Two of this court's sister circuits have held that a 3582(c) (2) motion is not a civil postconviction action but a "step in a criminal case," the denial of which must be appealed within 10 days from the entry of judgment. United States v. Ono, 72 F.3d 101, 102-03 (9th Cir. 1995); United States v. Petty, 82 F.3d 809, 810 (8th Cir. 1996); Fed. R. App. P. 4(b). As the Ninth Circuit stated, 3582 is a criminal provision because, inter alia, it "governs the imposition and subsequent modification of a sentence of imprisonment," and it refers to the statutes and rules governing the imposition of sentences. See Ono, 72 F.3d at 102.

We agree with the reasoning of these decisions and adopt it as our own. The 10-day limit for filing a notice of appeal in a criminal case is "'mandatory and jurisdictional.'" United States v. Coscarelli, 149 F.3d 342, 343 (5th Cir. 1998) (quoting United States v. Robinson, 361 U.S. 220, 229 (1960)).

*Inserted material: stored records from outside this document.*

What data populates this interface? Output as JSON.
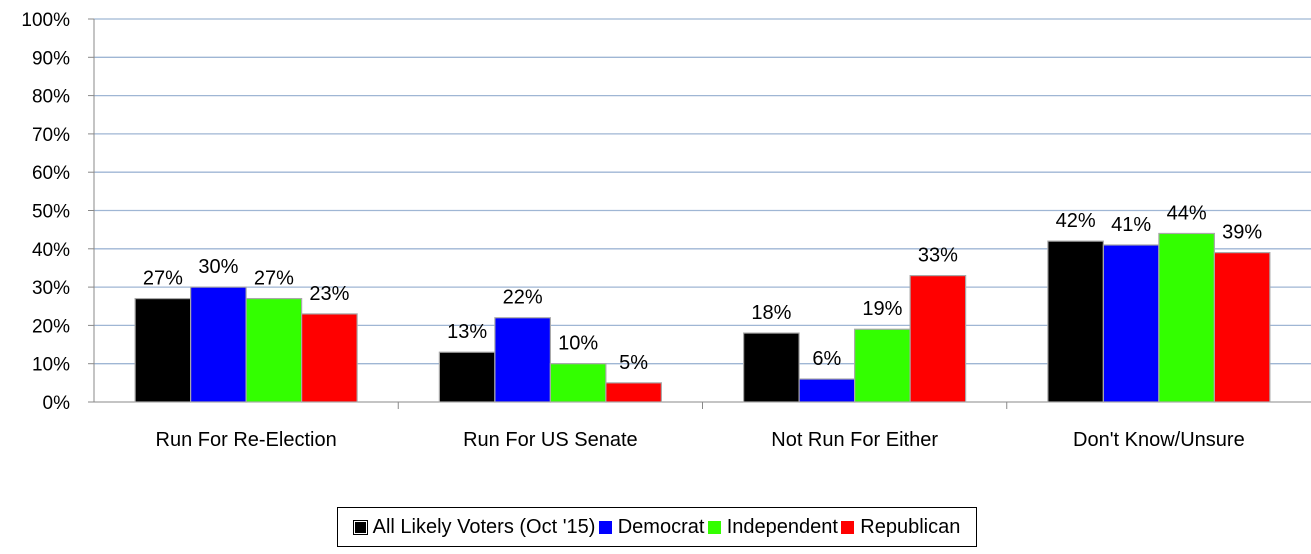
{
  "chart_data": {
    "type": "bar",
    "title": "",
    "xlabel": "",
    "ylabel": "",
    "ylim": [
      0,
      100
    ],
    "yticks": [
      "0%",
      "10%",
      "20%",
      "30%",
      "40%",
      "50%",
      "60%",
      "70%",
      "80%",
      "90%",
      "100%"
    ],
    "grid": "horizontal",
    "legend_position": "bottom",
    "categories": [
      "Run For Re-Election",
      "Run For US Senate",
      "Not Run For Either",
      "Don't Know/Unsure"
    ],
    "series": [
      {
        "name": "All Likely Voters (Oct '15)",
        "color": "#000000",
        "values": [
          27,
          13,
          18,
          42
        ],
        "labels": [
          "27%",
          "13%",
          "18%",
          "42%"
        ]
      },
      {
        "name": "Democrat",
        "color": "#0000ff",
        "values": [
          30,
          22,
          6,
          41
        ],
        "labels": [
          "30%",
          "22%",
          "6%",
          "41%"
        ]
      },
      {
        "name": "Independent",
        "color": "#33ff00",
        "values": [
          27,
          10,
          19,
          44
        ],
        "labels": [
          "27%",
          "10%",
          "19%",
          "44%"
        ]
      },
      {
        "name": "Republican",
        "color": "#ff0000",
        "values": [
          23,
          5,
          33,
          39
        ],
        "labels": [
          "23%",
          "5%",
          "33%",
          "39%"
        ]
      }
    ]
  }
}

Rule 4(b) (4), Fed. R. App. P., allows the district court to grant an additional 30 days in which to file a notice of appeal upon a showing of "excusable neglect" or "good cause." The filing of an untimely notice of appeal within the 30-day period is customarily treated by this court in a criminal case as a motion for a determination whether excusable neglect or good cause entitles the defendant to an extension of time to appeal. United States v. Golding, 739 F.2d 183, 184 (5th Cir. 1984). Such a remand would be futile in this case because Alvarez's appeal is frivolous. He argues that he is entitled to a sentence reduction because Amendment 484 of the Sentencing Guidelines requires the district court to recalculate the amount of methamphetamine attributable to him so as to exclude "waste materials" and "intermediary solutions." Section 3582(c) (2) permits a district court to reduce a prison term when it is based on a sentencing range that has "subsequently been lowered" by an amendment to the Guidelines. See United States v. Gonzalez-Balderas, 105 F.3d 981, 982 (5th Cir. 1997). Amendment 484 became effective on November 1, 1993, more than four years before Alvarez was sentenced. See U.S.S.G., App. C, Amendm. 484. Alvarez's 3582(c) (2) motion thus is not based on a sentencing range that has "subsequently" been lowered by the Sentencing Commission.